In July 2003, a video producer pulled a fast one on KLAS-TV/Las Vegas. He staged a safari in which attractive young women wearing sneakers, and nothing else, were hunted with paintball guns by men who were said to have paid thousands of dollars for the experience.
Reporter LuAnne Sorrell broadcast an on-scene report of a hunt in progress, taking Michael Burdick for his word that the Hunting for Bambi experience was 100% legit. The story was picked up by CNN, MSNBC, FOX News, and legitimate newspapers around the world.
The majority of women have a deep-seated fantasy … to be sought after by a stranger,” Burdick told FOX, which also interviewed a “Bambi” who gave her name only as Taylor. She claimed, “We’re not getting hurt that bad,” and that potential injuries are irrelevant from a legal standpoint, because “I know what I’m getting into.”

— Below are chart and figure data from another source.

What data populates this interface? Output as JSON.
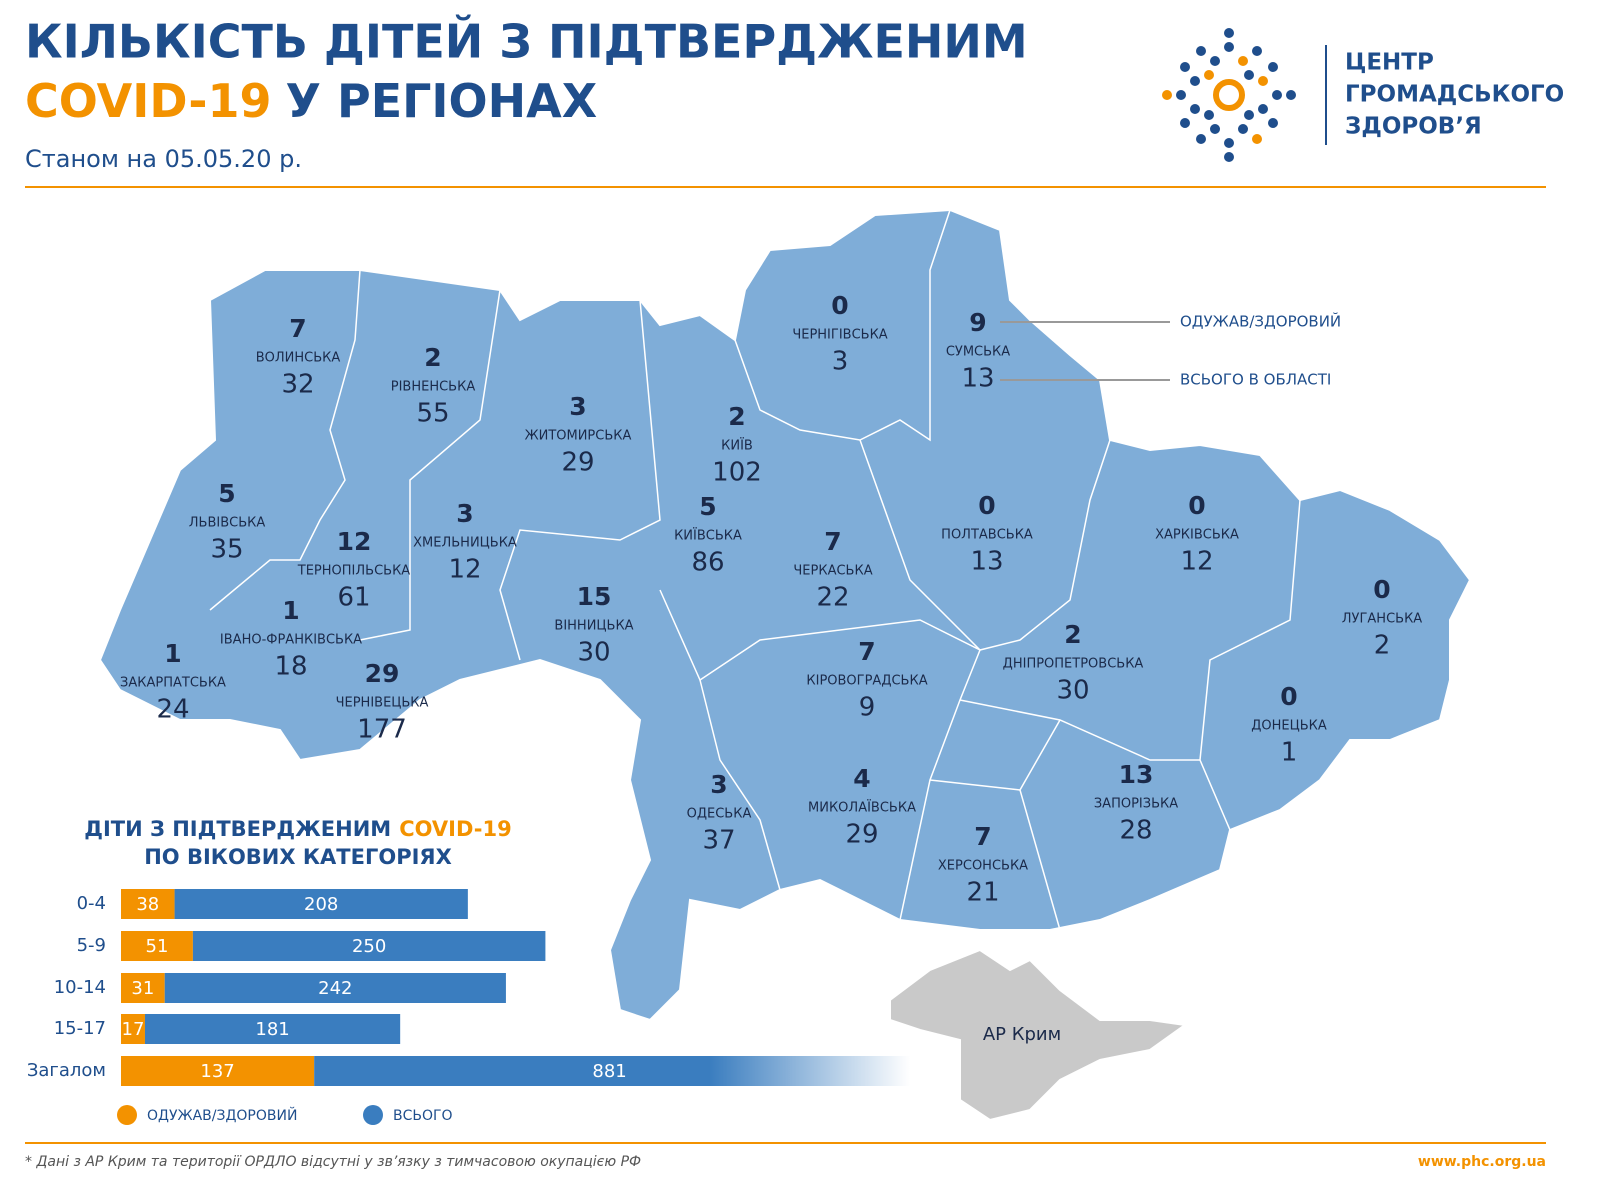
{
  "header": {
    "title_line1": "КІЛЬКІСТЬ ДІТЕЙ З ПІДТВЕРДЖЕНИМ",
    "title_highlight": "COVID-19",
    "title_rest": "У РЕГІОНАХ",
    "subtitle": "Станом на 05.05.20 р."
  },
  "logo": {
    "lines": [
      "ЦЕНТР",
      "ГРОМАДСЬКОГО",
      "ЗДОРОВ’Я"
    ]
  },
  "map": {
    "callouts": {
      "recovered": "ОДУЖАВ/ЗДОРОВИЙ",
      "total": "ВСЬОГО В ОБЛАСТІ"
    },
    "regions": [
      {
        "name": "ВОЛИНСЬКА",
        "recovered": 7,
        "total": 32
      },
      {
        "name": "РІВНЕНСЬКА",
        "recovered": 2,
        "total": 55
      },
      {
        "name": "ЖИТОМИРСЬКА",
        "recovered": 3,
        "total": 29
      },
      {
        "name": "КИЇВ",
        "recovered": 2,
        "total": 102
      },
      {
        "name": "ЧЕРНІГІВСЬКА",
        "recovered": 0,
        "total": 3
      },
      {
        "name": "СУМСЬКА",
        "recovered": 9,
        "total": 13
      },
      {
        "name": "ЛЬВІВСЬКА",
        "recovered": 5,
        "total": 35
      },
      {
        "name": "ТЕРНОПІЛЬСЬКА",
        "recovered": 12,
        "total": 61
      },
      {
        "name": "ХМЕЛЬНИЦЬКА",
        "recovered": 3,
        "total": 12
      },
      {
        "name": "КИЇВСЬКА",
        "recovered": 5,
        "total": 86
      },
      {
        "name": "ЧЕРКАСЬКА",
        "recovered": 7,
        "total": 22
      },
      {
        "name": "ПОЛТАВСЬКА",
        "recovered": 0,
        "total": 13
      },
      {
        "name": "ХАРКІВСЬКА",
        "recovered": 0,
        "total": 12
      },
      {
        "name": "ЛУГАНСЬКА",
        "recovered": 0,
        "total": 2
      },
      {
        "name": "ІВАНО-ФРАНКІВСЬКА",
        "recovered": 1,
        "total": 18
      },
      {
        "name": "ЗАКАРПАТСЬКА",
        "recovered": 1,
        "total": 24
      },
      {
        "name": "ЧЕРНІВЕЦЬКА",
        "recovered": 29,
        "total": 177
      },
      {
        "name": "ВІННИЦЬКА",
        "recovered": 15,
        "total": 30
      },
      {
        "name": "КІРОВОГРАДСЬКА",
        "recovered": 7,
        "total": 9
      },
      {
        "name": "ДНІПРОПЕТРОВСЬКА",
        "recovered": 2,
        "total": 30
      },
      {
        "name": "ДОНЕЦЬКА",
        "recovered": 0,
        "total": 1
      },
      {
        "name": "ОДЕСЬКА",
        "recovered": 3,
        "total": 37
      },
      {
        "name": "МИКОЛАЇВСЬКА",
        "recovered": 4,
        "total": 29
      },
      {
        "name": "ХЕРСОНСЬКА",
        "recovered": 7,
        "total": 21
      },
      {
        "name": "ЗАПОРІЗЬКА",
        "recovered": 13,
        "total": 28
      }
    ],
    "crimea": "АР Крим"
  },
  "chart_data": {
    "type": "bar",
    "stacked": true,
    "orientation": "horizontal",
    "title_line1": "ДІТИ З ПІДТВЕРДЖЕНИМ",
    "title_highlight": "COVID-19",
    "title_line2": "ПО ВІКОВИХ КАТЕГОРІЯХ",
    "categories": [
      "0-4",
      "5-9",
      "10-14",
      "15-17",
      "Загалом"
    ],
    "series": [
      {
        "name": "ОДУЖАВ/ЗДОРОВИЙ",
        "color": "#f39200",
        "values": [
          38,
          51,
          31,
          17,
          137
        ]
      },
      {
        "name": "ВСЬОГО",
        "color": "#3a7dbf",
        "values": [
          208,
          250,
          242,
          181,
          881
        ]
      }
    ]
  },
  "footer": {
    "note": "* Дані з АР Крим та території ОРДЛО відсутні у зв’язку з тимчасовою окупацією РФ",
    "url": "www.phc.org.ua"
  }
}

The women were supposedly paid $1,000 if they got hit with a paintball pellet and $2,500 if they didn’t.
If that’s about as much misogyny as you can stomach today, perhaps you should stop reading and check out another recently busted myth instead. (How about this one about Celine Dion helicoptering to and from Caesars Palace?)
HuntingForBambi.com actually advertised that hunters would be flown to Las Vegas and given the opportunity to choose between a menu of 30 naked women to “chase down and shoot like dogs.”
“This is the gift for the person who thought he had it all,” the website proclaimed.
See? Told you. But you didn’t want to read about Celine instead.
Paying Deerly
The hoax was a publicity stunt designed to sell the horrifically distasteful softcore videos Burdick produced of his staged hunts. The website perpetuated the myth that these hunts were real, but charged $10K for the experiences to discourage any actual bookings. In case the high price didn’t stop someone, the website couldn’t actually accept credit card charges in that amount.
The women shown in the videos and news stories were all actresses, and the men who supposedly paid to hunt them were all friends or associates of Burdick’s. One was George Evanthes, owner of a Las Vegas-based adult video manufacturer called Tough Girl Productions.
The subsequent stories exposing Hunting for Bambi as a hoax didn’t get 1/100th of the national exposure that the initial reports did. So, most people who saw those reports still vaguely recall it as a Vegas thing that actually happened.
Hey, only in Vegas, right?
Brass Eagle, a large paintball product manufacturer, even grew concerned enough to issue a press release stating that they “condemn this irresponsible activity.”
Bambi: The Reckoning
Hoaxing news producers isn’t illegal. However, obstructing justice, giving false information to police officers, and conducting business without a license are all misdemeanors. And a year later, Burdick was dragged into a municipal courtroom by the city of Las Vegas on all these charges. (The only business license Burdick’s company held was for selling videos, not for operating a sexually oriented business or running paintball games.)
“He was a very convincing con man, and the public has to know about guys like him – and then, when they’re caught, they become wimps,” Oscar Goodman, the former criminal defense attorney for the mob who was mayor at the time, told the Las Vegas Sun.
Burdick accepted a plea deal. He paid a $1,105 fine and officially apologized. In exchange, the city dropped its two obstructing justice charges. Then, Burdick disappeared.
These days, Burdick’s original Hunting for Bambi VHS tapes and DVDs sell for about $20 online, with almost no collector’s markup at all. And Burdick? He serves as a producer for WWE, which is also quite fitting.